In fact, like the anti-United Kingdon e-mail that morphed into attacks against the University of Kentucky, this nonsense began as an anti-Canada broadside and somehow crossed the border. "[S]omeone has merely substituted the word ‘American’ for "Canadian’ throughout the text," according to Snopes. The message was forwarded to us by HIAS, which began life as the Hebrew Immigrant Aid Society and continues to aid immigrants in general, with a request that we publish a rebuttal. Inasmuch as the scam targets editors of Jewish newspapers, and begins, in capital letters, "DEAR EDITOR, YOU ARE THE ONLY ONE WHO CAN INVESTIGATE AND START PUTTING AN END TO THIS RIDICULOUS SITUATION," we are glad to oblige.
The scam e-mail maintains, "Incredibly, the federal government provides a single refugee with a monthly allowance of $1,890. In addition, each immigrant can obtain $580 in social assistance for a total of $2,470 a month. This contrasts to a single American taxpayer who, after contributing to the growth and development of this country for 40-50 years, receives a monthly maximum of $1,012 in old-age pension and Guaranteed Income Supplement. Maybe U.S. citizens who have paid into the social security fund over a lifetime should apply as refugees!"
This "wasn’t even true about Canada," where the e-mail was born and grew into a misguided monster, Snopes reports.
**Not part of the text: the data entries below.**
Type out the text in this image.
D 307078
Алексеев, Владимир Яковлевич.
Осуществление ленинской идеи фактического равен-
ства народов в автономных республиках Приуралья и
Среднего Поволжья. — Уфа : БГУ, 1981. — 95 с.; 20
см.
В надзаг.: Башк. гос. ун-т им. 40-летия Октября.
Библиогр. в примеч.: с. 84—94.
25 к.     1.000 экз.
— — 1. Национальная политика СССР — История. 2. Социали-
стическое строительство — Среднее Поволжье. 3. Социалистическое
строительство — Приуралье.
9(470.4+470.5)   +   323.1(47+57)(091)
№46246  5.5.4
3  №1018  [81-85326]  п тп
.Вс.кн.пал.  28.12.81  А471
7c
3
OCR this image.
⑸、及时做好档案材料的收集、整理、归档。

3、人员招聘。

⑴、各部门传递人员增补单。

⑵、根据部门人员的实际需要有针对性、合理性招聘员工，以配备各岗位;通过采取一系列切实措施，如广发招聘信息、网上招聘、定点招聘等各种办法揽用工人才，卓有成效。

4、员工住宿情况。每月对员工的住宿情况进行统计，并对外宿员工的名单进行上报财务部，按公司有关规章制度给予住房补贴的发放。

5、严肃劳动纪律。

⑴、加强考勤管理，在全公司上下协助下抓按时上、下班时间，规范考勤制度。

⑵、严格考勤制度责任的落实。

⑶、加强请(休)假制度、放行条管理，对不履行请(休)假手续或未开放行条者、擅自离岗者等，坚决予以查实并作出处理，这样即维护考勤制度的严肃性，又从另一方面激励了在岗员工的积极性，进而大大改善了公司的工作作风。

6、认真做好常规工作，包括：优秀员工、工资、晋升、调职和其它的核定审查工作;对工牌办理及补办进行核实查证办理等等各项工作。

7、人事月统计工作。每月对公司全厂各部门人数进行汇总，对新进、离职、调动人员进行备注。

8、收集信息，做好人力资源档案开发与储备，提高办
HIAS notes that people it calls "humanitarian immigrants" — "who came to this country to seek shelter from religious, political, or ethnic persecution in their homeland" — are indeed eligible for certain benefits, but the "U.S. government requirements for eligibility in these categories are extremely strict, and non-governmental organizations, like HIAS, work to help these individuals find refuge here within the guidelines set by U.S. law."
The scam e-mail feeds into the ugly anti-immigrant feeling surfacing in much political (and talk-show) discourse, and needs vigorous rebuttal (and deletion from the Web).